6 | Kembali Bertemu Ben

        Tetangga di sini suka mengumbar kasak-kusuk, senang dengan urusan orang lain, tentunya mereka yang selalu penasaran dengan sikap diam ku pun ingin tahu ada cerita apa selanjutnya antara aku dan Afrina. Aku hanya mencebik saat memintas langkahku di hadapan mereka yang memenuhi teras rumah mereka melongok ke arah terasku. Mungkin membawanya masuk ke dalam rumahku? Jangan harap! Tentu saja aku tidak akan melakukan hal itu! Afrina memang menarik, kecantikannya sungguh di atas rata-rata. Mungkin itulah yang membuat para tetanggaku itu penasaran. Body nya juga sangat bagus dengan tinggi badan semampai, sungguh mengagumkan. Wajahnya yang ayu berpoles make up yang sangat wajar dan menempel sempurna menambah menarik dirinya dari segala sisi. Tapi aku mengantarkannya hingga kembali keluar ke jalan raya untuk menaiki taxi online yang sudah ia pesan saat berada di rumahku.

     Lirikan curiga deretan para tetangga yang aku lewati ketika mengantarkan Afrina pulang, menggiring tiap langkah kami saat keluar ke jalan raya. Ini sudah tengah malam. Tapi Afrina tetap saja cuek dipandang sebelah mata oleh mereka semua. Aku pun tidak tahu gadis ini seperti apa kepribadiannya, karena sejauh kami mengobrol tentang Anton, Afrina bersikap sopan, tidak binal mendayu ataupun merayuku.

       Ah, sudah sangat jelek nama yang aku sandang sebagai seorang residiv, mantan napi, itu bukan gelar yang bagus yang aku sandang selama ini. Tidak akan aku coreng lebih dalam lagi dengan memasukkan Afrina ke dalam rumah kontrakanku. Lagi pula aku masih sangat fokus dengan tujuan utamaku untuk kembali ke hadapan Keluarga Dewandaru dengan diriku yang baru. Tidak akan pernah aku rusak dengan apapun. Terlebih lagi karena wanita.

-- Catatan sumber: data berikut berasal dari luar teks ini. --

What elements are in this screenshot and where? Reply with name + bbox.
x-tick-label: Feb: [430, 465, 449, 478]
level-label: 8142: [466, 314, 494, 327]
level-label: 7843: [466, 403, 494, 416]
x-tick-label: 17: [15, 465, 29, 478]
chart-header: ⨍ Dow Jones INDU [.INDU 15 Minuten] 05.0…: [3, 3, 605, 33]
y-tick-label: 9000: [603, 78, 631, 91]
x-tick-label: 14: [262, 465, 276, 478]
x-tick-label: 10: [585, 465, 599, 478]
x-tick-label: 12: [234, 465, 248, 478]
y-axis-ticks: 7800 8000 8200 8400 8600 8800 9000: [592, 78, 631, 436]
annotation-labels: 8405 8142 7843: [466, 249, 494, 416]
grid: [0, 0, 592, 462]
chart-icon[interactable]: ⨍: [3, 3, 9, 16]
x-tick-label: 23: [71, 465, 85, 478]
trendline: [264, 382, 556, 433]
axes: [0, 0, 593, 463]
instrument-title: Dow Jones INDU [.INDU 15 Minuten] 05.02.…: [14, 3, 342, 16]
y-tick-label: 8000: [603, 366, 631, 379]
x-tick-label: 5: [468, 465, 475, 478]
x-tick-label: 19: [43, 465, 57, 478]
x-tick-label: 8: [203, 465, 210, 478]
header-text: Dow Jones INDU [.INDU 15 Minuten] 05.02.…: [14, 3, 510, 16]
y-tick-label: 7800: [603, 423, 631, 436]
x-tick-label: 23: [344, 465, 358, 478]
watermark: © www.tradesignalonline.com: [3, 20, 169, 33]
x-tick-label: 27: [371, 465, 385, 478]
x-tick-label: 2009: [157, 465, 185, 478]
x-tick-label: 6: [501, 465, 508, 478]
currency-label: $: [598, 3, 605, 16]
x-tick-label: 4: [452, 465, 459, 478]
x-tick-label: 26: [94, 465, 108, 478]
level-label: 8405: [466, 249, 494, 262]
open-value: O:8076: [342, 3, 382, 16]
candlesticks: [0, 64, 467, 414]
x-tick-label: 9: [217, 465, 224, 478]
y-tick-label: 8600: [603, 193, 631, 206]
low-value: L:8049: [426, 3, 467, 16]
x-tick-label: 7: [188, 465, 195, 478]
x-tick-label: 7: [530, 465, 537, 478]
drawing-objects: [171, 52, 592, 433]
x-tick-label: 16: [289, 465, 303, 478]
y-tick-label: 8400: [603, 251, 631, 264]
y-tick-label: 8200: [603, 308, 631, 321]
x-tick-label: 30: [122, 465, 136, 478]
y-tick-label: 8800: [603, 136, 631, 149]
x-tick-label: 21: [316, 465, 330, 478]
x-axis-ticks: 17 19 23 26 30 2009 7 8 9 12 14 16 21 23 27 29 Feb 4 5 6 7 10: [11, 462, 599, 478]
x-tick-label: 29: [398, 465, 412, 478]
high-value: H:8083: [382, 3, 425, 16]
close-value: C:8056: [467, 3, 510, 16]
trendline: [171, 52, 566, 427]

     Aku memastikan benar jika Ia benar-benar aman melalui jalan tanpa diganggu preman seperti tadi. Tentu saja aku mengajaknya melintasi jalan lain bukan jalan gelap tempatku menghajar Geng Brewok tadi. Aku mencarikannya jalan lain yang lebih aman, sesudah itu aku memastikan ia menaiki taxi yang benar.  Bahkan aku mencatat nopol kendaraan yang membawa Afrina itu.

.

.

      Ping!

     Pesan dari Afrina pun masuk mengabarkan jika ia sudah sampai rumahnya dengan selamat sehingga aku bisa ikut lega. Dia sungguh mengerti jika dikawatirkan. Dia sempatkan meminta nomor ponselku saat berada di kediaman Anton tadi. Tak lupa ia tetap meminta kabar dari Anton dan keluarganya karena aku tadi sempat mengantarkannya bertemu sejenak dengan keluarga itu untuk menyampikan keprihatinannya.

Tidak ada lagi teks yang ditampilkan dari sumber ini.